Benjamini and Hochberg developed a procedure based on FDR to perform multiple testing. Under their procedure, we put individual \(p\)-values in order from smallest to largest. The we choose the largest \(p_k\) value that is smaller than \((k/m)/Q\). where \(Q\) is the false discovery rate you choose. Then all hypothesis with index \(i<k\) are significant. Benjamini and Hochberg showed that under this procedure the FDR \(<Q\).

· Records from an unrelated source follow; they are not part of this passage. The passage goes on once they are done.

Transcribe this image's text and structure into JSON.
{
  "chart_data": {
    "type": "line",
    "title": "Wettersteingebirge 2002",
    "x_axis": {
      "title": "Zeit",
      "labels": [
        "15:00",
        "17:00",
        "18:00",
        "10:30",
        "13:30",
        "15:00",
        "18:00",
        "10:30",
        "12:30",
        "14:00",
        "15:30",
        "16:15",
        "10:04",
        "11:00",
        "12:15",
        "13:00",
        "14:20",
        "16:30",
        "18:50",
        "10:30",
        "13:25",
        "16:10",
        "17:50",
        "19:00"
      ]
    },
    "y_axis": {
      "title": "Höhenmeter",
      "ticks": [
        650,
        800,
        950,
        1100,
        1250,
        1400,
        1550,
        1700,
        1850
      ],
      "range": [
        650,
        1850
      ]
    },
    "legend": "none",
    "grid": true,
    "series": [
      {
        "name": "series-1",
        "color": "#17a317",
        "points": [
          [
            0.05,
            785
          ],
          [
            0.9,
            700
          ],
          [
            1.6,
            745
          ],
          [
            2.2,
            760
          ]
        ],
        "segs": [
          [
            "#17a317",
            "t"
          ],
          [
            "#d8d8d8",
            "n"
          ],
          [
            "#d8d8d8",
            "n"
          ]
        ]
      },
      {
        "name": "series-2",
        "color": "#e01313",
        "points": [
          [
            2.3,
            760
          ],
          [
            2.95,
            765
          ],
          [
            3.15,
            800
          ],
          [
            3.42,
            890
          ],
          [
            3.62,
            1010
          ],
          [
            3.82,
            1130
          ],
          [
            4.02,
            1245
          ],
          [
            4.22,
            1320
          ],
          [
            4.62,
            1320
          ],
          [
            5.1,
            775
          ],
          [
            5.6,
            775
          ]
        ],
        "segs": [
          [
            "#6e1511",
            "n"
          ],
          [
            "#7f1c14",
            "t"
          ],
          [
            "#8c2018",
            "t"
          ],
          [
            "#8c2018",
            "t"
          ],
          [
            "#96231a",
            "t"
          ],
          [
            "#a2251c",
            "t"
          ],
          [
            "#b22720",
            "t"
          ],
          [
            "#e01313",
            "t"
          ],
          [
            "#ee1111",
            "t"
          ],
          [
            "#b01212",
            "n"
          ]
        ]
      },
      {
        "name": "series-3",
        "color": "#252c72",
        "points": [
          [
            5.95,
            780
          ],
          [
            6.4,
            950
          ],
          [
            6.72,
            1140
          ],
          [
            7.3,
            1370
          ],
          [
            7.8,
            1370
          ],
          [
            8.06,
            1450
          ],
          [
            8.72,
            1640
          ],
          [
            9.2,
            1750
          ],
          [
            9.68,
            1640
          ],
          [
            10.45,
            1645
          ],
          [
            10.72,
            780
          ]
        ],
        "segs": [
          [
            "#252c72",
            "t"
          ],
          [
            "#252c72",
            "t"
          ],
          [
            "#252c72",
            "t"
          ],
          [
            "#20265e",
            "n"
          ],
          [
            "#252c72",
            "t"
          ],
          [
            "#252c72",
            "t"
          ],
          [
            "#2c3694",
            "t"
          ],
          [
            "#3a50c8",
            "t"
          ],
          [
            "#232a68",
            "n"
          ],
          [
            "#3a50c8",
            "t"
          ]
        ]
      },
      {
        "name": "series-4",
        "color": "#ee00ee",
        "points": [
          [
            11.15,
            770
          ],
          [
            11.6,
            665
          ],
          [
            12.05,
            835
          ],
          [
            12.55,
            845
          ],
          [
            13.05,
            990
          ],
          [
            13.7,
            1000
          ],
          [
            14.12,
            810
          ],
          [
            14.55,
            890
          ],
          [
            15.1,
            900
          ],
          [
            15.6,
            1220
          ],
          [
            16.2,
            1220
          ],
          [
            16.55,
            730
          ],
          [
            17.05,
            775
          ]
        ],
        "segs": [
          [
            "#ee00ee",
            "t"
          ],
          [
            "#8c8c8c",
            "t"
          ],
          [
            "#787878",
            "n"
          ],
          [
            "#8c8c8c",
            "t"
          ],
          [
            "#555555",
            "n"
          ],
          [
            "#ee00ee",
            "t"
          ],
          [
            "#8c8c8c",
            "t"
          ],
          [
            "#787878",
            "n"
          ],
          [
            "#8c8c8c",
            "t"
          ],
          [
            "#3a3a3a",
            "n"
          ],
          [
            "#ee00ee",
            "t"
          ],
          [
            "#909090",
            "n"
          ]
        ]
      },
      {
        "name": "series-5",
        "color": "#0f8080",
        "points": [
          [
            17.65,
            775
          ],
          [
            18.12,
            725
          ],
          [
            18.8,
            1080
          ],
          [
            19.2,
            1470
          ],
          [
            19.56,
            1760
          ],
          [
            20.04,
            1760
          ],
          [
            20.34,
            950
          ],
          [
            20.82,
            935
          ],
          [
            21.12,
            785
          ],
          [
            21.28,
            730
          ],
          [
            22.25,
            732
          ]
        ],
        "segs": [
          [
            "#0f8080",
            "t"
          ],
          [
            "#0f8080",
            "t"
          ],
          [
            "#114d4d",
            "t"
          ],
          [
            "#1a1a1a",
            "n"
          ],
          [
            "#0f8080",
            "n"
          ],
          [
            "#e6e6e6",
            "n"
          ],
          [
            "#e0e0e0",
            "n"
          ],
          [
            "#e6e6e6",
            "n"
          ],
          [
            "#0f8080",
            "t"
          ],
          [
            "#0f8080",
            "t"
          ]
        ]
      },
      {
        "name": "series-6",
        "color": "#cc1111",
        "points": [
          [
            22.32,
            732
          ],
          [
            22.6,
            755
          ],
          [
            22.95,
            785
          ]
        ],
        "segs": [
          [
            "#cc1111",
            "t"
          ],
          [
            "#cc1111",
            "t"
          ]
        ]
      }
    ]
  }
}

As an example, García-Arenzana et al. (2014) tested associations of 25 dietary variables with mammographic density, an important risk factor for breast cancer, in Spanish women. They found the following results:
= read.csv("../../data/cancer-diet.csv")
d ::kable(d, booktabs = TRUE,caption = 'Dietary Risk Factors of Cancer') knitr
Label | p.value | Rank | BH |
---|---|---|---|
Total calories | 0.00 | 1 | 0.01 |
Olive oil | 0.01 | 2 | 0.02 |
Whole milk | 0.04 | 3 | 0.03 |
White meat | 0.04 | 4 | 0.04 |
Proteins | 0.04 | 5 | 0.05 |
Nuts | 0.06 | 6 | 0.06 |
Cereals and pasta | 0.07 | 7 | 0.07 |
White fish | 0.20 | 8 | 0.08 |
Butter | 0.21 | 9 | 0.09 |
Vegetables | 0.22 | 10 | 0.10 |
Skimmed milk | 0.22 | 11 | 0.11 |
Red meat | 0.25 | 12 | 0.12 |
Fruit | 0.27 | 13 | 0.13 |
Eggs | 0.28 | 14 | 0.14 |
Blue fish | 0.34 | 15 | 0.15 |
Legumes | 0.34 | 16 | 0.16 |
Carbohydrates | 0.38 | 17 | 0.17 |
Potatoes | 0.57 | 18 | 0.18 |
Bread | 0.59 | 19 | 0.19 |
Fats | 0.70 | 20 | 0.20 |
Sweets | 0.76 | 21 | 0.21 |
Dairy products | 0.94 | 22 | 0.22 |
Semi-skimmed milk | 0.94 | 23 | 0.23 |
Total meat | 0.98 | 24 | 0.24 |
Processed meat | 0.99 | 25 | 0.25 |
If we choose \(Q = 0.25\), then \(k=5\) (Proteins) is our cut-off rank. Thus we accept \(H_0\) for the first five tests. Note, that traditional hypothesis testing procedure only controls for Type 1 error and FDR-based procedure controls for both error types.